Sementara koperasi yang sifatnya close loop, kata Zabadi, adalah yang murni KSP. “KSP itu hanya yang dari, oleh, dan untuk anggota koperasi, serta tidak boleh menyelenggarakan kegiatan di luar usaha simpan pinjam,” jelas Zabadi.
Dengan begitu, Zabadi menyatakan, nantinya akan diatur rasio modalnya, rasio penyaluran, rasio BMPK-nya, dan sebagainya. “Permodalan KSP tidak boleh dominan dari luar. Harus dominan dari anggota. Begitu dapat modal dari luar secara dominan, masuk kategori open loop,” kata Zabadi.
Zabadi mencontohkan, bila 60 persen sumber modalnya dari luar, itu masuk kategori open loop, sementara jika hanya 20-30 persen masih close loop.
“Kira-kira seperti itu pengaturannya. Tapi, berapa pastinya prosentase permodalan KSP akan kita atur,” imbuh Zabadi.

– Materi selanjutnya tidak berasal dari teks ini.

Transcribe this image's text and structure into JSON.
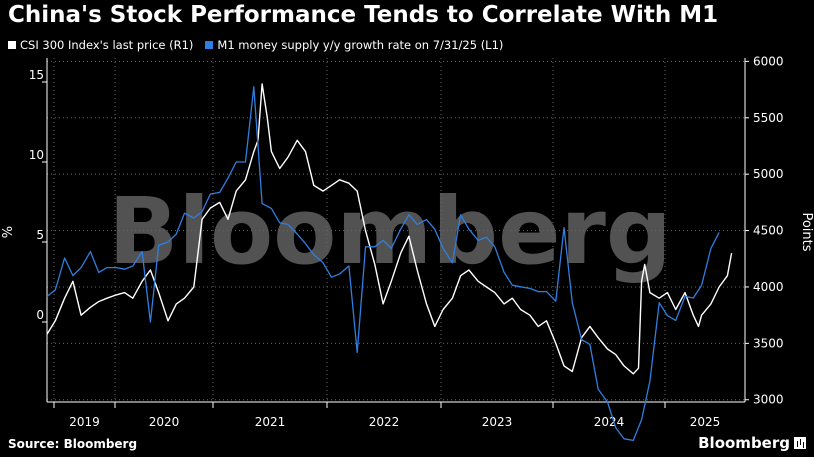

Menurut Zabadi, terminologi koperasi yang open loop dan close loop itu hanya untuk memudahkan pemahaman saat membahas RUU PPSK. “Jadi, jelas tergambar, mana koperasi yang harus diawasi OJK dan mana yang tidak,” tegas Zabadi.
Lembaga Penjamin
Terkait keberadaan Lembaga Penjamin Simpanan (LPS) Koperasi. Zabadi menegaskan bahwa bagi KemenKopUKM dan seluruh gerakan koperasi, keberadaan LPS Koperasi ini akan menjadi komitmen esensial hadirnya negara untuk melindungi simpanan anggota koperasi.
Selain itu, lanjut Zabadi, keberadaan LPS Koperasi akan menempatkan koperasi lebih equal dengan lembaga keuangan lain seperti perbankan. “Sehingga, kita melihat urgensinya LPS Koperasi ini layak dituangkan ke dalam RUU Perkoperasian,” kata Zabadi.
Zabadi mengakui sudah ada komitmen bersama dengan Kementerian Keuangan (Kemenkeu) untuk merumuskan satu model LPS bagi koperasi.
“Makanya, saya setuju hadirnya LPS Koperasi ini harus didukung pengawasan yang efektif melalui OPK,” ujar Zabadi.
Zabadi menambahkan, RUU Perkoperasian tidak perlu harus masuk ke dalam Prolegnas, karena ini RUU kumulatif terbuka. “Begitu kami siap, mendapat persetujuan Presiden RI, kemudian diajukan ke DPR untuk dibahas. Saya berharap awal 2023 sudah bisa masuk DPR,” pungkas Zabadi.